Malgré un culte indéniable dans la scène emo et metalcore, Underoath n'a pas vraiment réussi à mettre tout le monde d'accord depuis son comeback avec Erase Me (lire notre chronique) en 2018. L'accueil fut assez froid, et même si l'album suivant, Voyeurist (lire notre chronique), est considéré par la majorité comme meilleur, il semble que pour beaucoup de fans le groupe avait perdu ce petit quelque chose qui avait autrefois fait son succès. Si ces deux disques avaient leurs qualités indéniables et des fans qui ont réussi à adhérer aux changements, les avis restaient mitigés sur ce que ce nouvel album allait être : The Place After this One, un nom au message clair, et qui pourrait peut-être changer la donne.

Tout emo kid dans l'âme savait au fil des années qu'un nouvel album d'Underoath allait être un véritable événement. La bande floridienne avait atteint un sommet culte, et sans exagération, on dirait même légendaire. Il faut dire que leur discographie était un sans-faute impressionnant depuis 2004 avec l'arrivée de Spencer Chamberlain derrière le micro sur They're Only Chasing Safety, et ce jusqu'en 2010 avant la séparation du groupe. Quatre albums consécutifs qui auront mis tout le monde d'accord, qui arrivaient à se réinventer sans jamais trop s'éloigner, avec une maîtrise de l'agressivité et de la mélodie proche de la perfection ; et des choix de production calibrés au centimètre près pour un résultat détonant et sans précédent. La formule Underoath était un gage de qualité que personne n'arrivait à suivre, du moins, pas aussi bien : des groupes qui ont voulu faire du Underoath, on pourrait en trouver beaucoup, mais combien sont encore là aujourd'hui ? Souvent imité, rarement égalé.

Mais la qualité à un prix, et derrière cette quête obsessionnelle de la perfection se cachait un groupe épuisé, tendu et plein de rancœurs les uns envers les autres, et une perte de la foi chrétienne pour la plupart des membres, foi qui, pourtant, était autrefois au cœur du groupe, jusqu'à l'obsession. De manière logique, bien qu'ironique, Erase Me et Voyeurist, aussi polarisant soit-ils, sont les seuls albums où Underoath se décrit comme heureux et épanoui, entièrement satisfait du résultat.
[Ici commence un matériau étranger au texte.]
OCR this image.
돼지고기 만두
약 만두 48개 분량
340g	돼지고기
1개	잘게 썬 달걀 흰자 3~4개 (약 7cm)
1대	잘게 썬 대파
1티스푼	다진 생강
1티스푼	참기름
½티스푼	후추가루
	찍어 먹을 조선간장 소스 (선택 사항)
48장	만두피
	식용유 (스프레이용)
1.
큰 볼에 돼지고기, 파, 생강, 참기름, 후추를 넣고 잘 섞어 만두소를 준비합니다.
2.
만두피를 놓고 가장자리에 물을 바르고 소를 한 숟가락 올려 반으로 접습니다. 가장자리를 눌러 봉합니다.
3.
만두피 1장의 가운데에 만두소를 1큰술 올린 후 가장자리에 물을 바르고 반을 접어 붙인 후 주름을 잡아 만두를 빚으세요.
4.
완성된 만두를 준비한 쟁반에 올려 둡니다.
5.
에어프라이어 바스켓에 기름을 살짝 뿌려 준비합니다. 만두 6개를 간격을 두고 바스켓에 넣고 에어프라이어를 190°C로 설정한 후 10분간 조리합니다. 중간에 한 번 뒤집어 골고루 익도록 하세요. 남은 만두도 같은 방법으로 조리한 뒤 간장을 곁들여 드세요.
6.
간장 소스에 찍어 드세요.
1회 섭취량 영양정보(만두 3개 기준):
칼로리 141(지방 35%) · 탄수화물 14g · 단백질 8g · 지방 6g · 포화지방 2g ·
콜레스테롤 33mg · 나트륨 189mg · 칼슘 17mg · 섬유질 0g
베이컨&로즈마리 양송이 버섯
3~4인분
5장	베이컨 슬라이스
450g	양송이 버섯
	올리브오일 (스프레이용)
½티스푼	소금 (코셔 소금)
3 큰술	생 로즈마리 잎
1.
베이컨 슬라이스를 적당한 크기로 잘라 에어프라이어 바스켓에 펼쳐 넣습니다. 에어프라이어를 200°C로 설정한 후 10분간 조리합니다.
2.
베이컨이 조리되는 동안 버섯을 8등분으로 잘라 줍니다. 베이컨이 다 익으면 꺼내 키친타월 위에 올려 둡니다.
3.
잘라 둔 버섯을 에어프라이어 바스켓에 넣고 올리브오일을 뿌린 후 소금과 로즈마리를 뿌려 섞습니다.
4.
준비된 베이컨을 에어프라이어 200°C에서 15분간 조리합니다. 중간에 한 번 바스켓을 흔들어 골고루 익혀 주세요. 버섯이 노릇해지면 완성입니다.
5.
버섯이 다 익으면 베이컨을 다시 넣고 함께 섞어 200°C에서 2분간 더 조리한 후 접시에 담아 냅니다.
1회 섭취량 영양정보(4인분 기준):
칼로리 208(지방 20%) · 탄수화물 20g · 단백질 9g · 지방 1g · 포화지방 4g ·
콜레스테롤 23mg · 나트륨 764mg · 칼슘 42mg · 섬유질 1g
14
Est-il cependant possible pour Underoath de ramener tout le monde à bord de nouveau sans négliger ses propres désirs d'expérimentation ?

Certains des singles sortis avant l'album avaient déjà annoncé la couleur : "Generation No surrender" et "Survivor's Guilt", deux hymnes de guerre bien énervés contre la religion, qui apportaient des sonorités modernes assez surprenantes, tout en s'avérant plus violents et old school que tout ce que le groupe avait offert depuis longtemps. Deux singles qui, au final, résument parfaitement le disque entier : plutôt que de trouver un petit équilibre entre leur son radio pop rock et EDM accessible et du metalcore bourrin, Underoath a tout simplement décidé de pousser les deux mediums à l'extrême et d'embrasser aussi bien l'un que l'autre pour une tracklist qui balance coup après coup les morceaux les plus simultanément catchy et heavy du groupe depuis son retour. Foncièrement, nous ne sommes pas si loin de ce que nous avons eu sur Voyeurist, The Place After This One en serait même une continuité, mais bien plus consistant et audacieux.


L'écoute est fluide et dynamique, avec des titres comme "Shame", qui maîtrise bien l'exercice couplets hurlé par Spencer avant qu'Aaron Gillespie ne vienne chanter certains des refrains les plus catchy et pop qu'Underoath ait composé de sa carrière, il y a indéniablement une envie de pousser le meilleur de ce que le groupe sait faire tout en continuant son évolution. Un autre excellent exemple serait "Loss" qui sonne comme un titre violent de Disambiguation s'il avait reçu le traitement pop de Erase Me. Le groupe arrive enfin à jouer habilement avec les anciennes et nouvelles influences.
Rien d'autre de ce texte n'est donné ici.